Mutual Transport Layer Security (mTLS) is an end-to-end security protocol that verifies the identity of both sides of a communication stream—the client and the Pismo platform. It provides mutual authentication between client and server, ensuring that both parties verify each other's identities before establishing a secure connection.

mTLS is mandatory for all API calls to the Pismo platform. This protocol keeps the platform in compliance with legal requirements, such as the European Union's eIDAS regulation and the revised Payment Services Directive (PSD2).

To configure mTLS, contact your Pismo representative. There are three ways to configure the signed certificate:

1. Pismo generates and signs a private and public key and sends the public key to you through a secure channel.
2. You generate a private and public key and send the public key to Pismo through a Certificate Signing Request (CSR). Pismo sends back a signed public certificate.
3. You generate your own public certificate and sign it with your own CA. You provide the signed certificate to Pismo for upload to Cloudflare. In this case, refer to the Important details section.

How the mTLS process works

The following is an overview of how the authentication process works on the Pismo platform. During the process, if either side fails to present a valid certificate, the connection drops and no data is transmitted in either direction.

1. You connect to the platform.
2. The platform sends its TLS certificate.
3. You verify the certificate.
4. You send your certificate to the platform.
5. The platform verifies the certificate.
6. The platform grants access to you.
7. Data exchange occurs securely over the encrypted TLS connection.

Important details

The Pismo platform uses Cloudflare to provide signed certificates for the mTLS process. Certificates expire after three years.
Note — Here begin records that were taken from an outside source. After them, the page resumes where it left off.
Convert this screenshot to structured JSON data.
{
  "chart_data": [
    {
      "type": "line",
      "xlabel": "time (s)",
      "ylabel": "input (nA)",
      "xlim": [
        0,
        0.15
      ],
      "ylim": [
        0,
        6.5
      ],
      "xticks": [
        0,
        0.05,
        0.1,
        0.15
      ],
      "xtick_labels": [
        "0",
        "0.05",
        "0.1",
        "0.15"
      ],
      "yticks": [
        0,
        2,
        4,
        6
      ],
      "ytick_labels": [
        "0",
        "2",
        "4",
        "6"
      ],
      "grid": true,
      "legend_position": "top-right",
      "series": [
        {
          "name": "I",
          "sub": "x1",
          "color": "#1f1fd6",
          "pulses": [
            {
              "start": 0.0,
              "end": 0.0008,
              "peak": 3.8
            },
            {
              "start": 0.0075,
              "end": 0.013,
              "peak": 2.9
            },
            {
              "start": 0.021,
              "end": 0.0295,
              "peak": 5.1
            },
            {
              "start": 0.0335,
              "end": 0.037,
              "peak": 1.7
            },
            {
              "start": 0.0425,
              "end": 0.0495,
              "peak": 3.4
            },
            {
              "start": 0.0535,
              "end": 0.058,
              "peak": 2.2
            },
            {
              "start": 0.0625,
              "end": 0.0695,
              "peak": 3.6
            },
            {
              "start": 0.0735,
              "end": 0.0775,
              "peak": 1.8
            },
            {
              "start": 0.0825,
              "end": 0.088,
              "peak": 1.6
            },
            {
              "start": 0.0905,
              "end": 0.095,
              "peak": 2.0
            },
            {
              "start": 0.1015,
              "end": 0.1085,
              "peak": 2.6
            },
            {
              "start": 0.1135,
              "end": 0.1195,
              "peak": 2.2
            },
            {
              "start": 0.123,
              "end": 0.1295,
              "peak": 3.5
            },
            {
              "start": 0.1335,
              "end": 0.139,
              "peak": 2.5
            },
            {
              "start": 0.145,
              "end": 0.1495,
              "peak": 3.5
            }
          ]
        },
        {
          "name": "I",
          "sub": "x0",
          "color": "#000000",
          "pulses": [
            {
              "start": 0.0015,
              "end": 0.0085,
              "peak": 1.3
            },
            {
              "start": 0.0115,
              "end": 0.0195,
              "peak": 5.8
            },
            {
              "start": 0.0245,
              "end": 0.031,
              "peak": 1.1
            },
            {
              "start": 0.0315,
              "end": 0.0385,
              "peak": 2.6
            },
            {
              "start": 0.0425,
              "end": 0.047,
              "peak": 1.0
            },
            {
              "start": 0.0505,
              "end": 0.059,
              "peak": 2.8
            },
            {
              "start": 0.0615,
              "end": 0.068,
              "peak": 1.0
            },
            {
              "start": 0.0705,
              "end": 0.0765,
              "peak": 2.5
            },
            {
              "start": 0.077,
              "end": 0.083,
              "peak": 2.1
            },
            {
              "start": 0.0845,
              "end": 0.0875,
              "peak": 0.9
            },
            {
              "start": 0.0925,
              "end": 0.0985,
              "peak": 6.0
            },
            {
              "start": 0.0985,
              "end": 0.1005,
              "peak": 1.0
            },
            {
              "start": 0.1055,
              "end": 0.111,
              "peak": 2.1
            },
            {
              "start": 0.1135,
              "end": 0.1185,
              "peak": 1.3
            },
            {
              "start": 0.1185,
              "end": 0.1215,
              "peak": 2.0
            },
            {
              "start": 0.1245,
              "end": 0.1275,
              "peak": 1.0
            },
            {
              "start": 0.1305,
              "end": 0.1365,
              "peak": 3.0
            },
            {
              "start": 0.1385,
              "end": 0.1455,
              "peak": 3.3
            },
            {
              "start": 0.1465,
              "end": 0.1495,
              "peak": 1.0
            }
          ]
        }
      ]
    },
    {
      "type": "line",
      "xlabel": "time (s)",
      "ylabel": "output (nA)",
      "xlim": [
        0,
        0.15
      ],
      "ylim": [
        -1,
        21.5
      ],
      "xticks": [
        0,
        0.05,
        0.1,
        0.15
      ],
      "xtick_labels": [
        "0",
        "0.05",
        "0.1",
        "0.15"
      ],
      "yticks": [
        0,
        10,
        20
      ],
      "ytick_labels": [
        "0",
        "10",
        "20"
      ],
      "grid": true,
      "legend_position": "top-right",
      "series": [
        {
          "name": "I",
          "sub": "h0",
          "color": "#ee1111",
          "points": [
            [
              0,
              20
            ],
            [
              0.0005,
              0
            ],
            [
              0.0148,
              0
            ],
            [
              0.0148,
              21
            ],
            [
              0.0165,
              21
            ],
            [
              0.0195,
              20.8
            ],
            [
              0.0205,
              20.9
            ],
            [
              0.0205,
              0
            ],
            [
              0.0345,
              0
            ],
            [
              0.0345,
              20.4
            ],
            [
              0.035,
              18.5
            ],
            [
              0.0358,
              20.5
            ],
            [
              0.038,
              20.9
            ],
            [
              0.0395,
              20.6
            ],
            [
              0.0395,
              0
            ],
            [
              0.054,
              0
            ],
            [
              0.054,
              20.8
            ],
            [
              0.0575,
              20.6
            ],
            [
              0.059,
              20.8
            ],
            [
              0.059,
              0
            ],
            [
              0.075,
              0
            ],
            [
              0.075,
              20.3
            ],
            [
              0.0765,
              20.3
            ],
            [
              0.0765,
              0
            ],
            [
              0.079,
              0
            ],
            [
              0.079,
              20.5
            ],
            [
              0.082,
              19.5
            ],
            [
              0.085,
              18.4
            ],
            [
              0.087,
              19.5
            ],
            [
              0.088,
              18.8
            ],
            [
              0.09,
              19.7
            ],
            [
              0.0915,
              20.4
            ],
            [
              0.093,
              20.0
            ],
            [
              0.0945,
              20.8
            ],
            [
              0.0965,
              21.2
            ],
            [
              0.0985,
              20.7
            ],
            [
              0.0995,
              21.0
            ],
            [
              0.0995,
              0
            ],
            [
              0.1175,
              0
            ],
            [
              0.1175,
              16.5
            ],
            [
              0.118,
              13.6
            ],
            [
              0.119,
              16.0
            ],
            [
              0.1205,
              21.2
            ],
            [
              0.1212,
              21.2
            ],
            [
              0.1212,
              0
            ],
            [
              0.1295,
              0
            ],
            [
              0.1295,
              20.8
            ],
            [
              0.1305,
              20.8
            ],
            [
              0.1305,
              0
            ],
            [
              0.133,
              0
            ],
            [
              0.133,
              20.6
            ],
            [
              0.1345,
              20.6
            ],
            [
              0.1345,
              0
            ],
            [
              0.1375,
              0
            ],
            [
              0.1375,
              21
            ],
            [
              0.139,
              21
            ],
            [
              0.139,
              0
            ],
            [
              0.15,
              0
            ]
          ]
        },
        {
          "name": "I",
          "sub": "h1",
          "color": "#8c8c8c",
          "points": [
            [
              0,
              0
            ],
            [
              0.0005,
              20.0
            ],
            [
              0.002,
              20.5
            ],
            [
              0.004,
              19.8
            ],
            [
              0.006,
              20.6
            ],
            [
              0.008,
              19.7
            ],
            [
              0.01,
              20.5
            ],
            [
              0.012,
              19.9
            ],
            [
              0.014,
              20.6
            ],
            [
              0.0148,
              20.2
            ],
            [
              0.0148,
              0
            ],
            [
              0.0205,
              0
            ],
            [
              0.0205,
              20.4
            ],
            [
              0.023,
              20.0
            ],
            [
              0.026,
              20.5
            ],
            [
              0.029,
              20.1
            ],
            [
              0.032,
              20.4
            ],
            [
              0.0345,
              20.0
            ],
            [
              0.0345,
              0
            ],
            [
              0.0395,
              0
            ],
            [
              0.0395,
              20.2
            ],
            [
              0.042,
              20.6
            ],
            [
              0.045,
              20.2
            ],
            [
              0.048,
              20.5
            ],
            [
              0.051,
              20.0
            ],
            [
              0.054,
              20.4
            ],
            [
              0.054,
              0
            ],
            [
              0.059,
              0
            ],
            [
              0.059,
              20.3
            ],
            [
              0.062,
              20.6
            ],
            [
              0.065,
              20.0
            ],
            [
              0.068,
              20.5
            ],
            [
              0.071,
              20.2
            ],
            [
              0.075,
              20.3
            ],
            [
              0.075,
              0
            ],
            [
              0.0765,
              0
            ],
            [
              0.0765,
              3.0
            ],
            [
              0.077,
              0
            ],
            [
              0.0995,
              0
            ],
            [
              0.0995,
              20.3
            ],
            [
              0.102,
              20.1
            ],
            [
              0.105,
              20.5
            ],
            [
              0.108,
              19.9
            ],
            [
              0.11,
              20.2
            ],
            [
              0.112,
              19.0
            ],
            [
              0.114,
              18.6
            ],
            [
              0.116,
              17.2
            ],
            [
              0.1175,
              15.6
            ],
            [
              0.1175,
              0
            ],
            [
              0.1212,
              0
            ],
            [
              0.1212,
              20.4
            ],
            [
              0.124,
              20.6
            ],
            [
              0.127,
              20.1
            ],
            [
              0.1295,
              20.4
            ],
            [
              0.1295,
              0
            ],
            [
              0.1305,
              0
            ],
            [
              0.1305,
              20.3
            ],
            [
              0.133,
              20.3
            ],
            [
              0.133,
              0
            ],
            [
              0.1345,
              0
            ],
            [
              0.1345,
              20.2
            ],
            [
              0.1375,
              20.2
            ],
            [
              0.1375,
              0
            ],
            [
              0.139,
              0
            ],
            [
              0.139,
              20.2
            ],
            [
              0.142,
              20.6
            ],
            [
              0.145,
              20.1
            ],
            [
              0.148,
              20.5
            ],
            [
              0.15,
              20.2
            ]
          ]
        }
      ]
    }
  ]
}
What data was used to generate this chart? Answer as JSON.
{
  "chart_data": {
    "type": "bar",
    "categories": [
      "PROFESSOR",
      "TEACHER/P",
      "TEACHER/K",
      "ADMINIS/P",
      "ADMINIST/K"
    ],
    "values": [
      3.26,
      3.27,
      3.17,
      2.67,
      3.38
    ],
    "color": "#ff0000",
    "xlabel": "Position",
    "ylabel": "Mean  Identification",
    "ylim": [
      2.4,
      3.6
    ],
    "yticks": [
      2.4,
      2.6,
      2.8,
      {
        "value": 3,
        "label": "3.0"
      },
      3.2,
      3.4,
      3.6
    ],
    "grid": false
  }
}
If you want to use certificates from a different signing authority, you must provide Pismo with a risk letter that shows you understand the potential risks associated with your choice. This is necessary because in such a case Pismo cannot guarantee that the parties in each connection are who they claim to be.

In addition to the certificates, Pismo uses the Cloudflare Web Application Firewall (WAF), a more robust service against distributed denial-of-service (DDoS) attacks.

⚠️

Security note

Since mTLS is mandatory for all API calls to Pismo, the platform maintains a Web Application Firewall (WAF) rule to block API endpoints without it. This rule returns the following custom HTTP status codes:

• 485 MT-PIO returned by WAF if a request is made to an endpoint with mTLS configured but a valid certificate signed or trusted by Pismo was not presented.
• 490 NM-PIO/NM-IND for all requests to endpoints without mTLS configured. WAF blocked the request and you must re-configure your application to use an endpoint with mTLS.

If you receive a 485 or 490 error, report the incident to Pismo.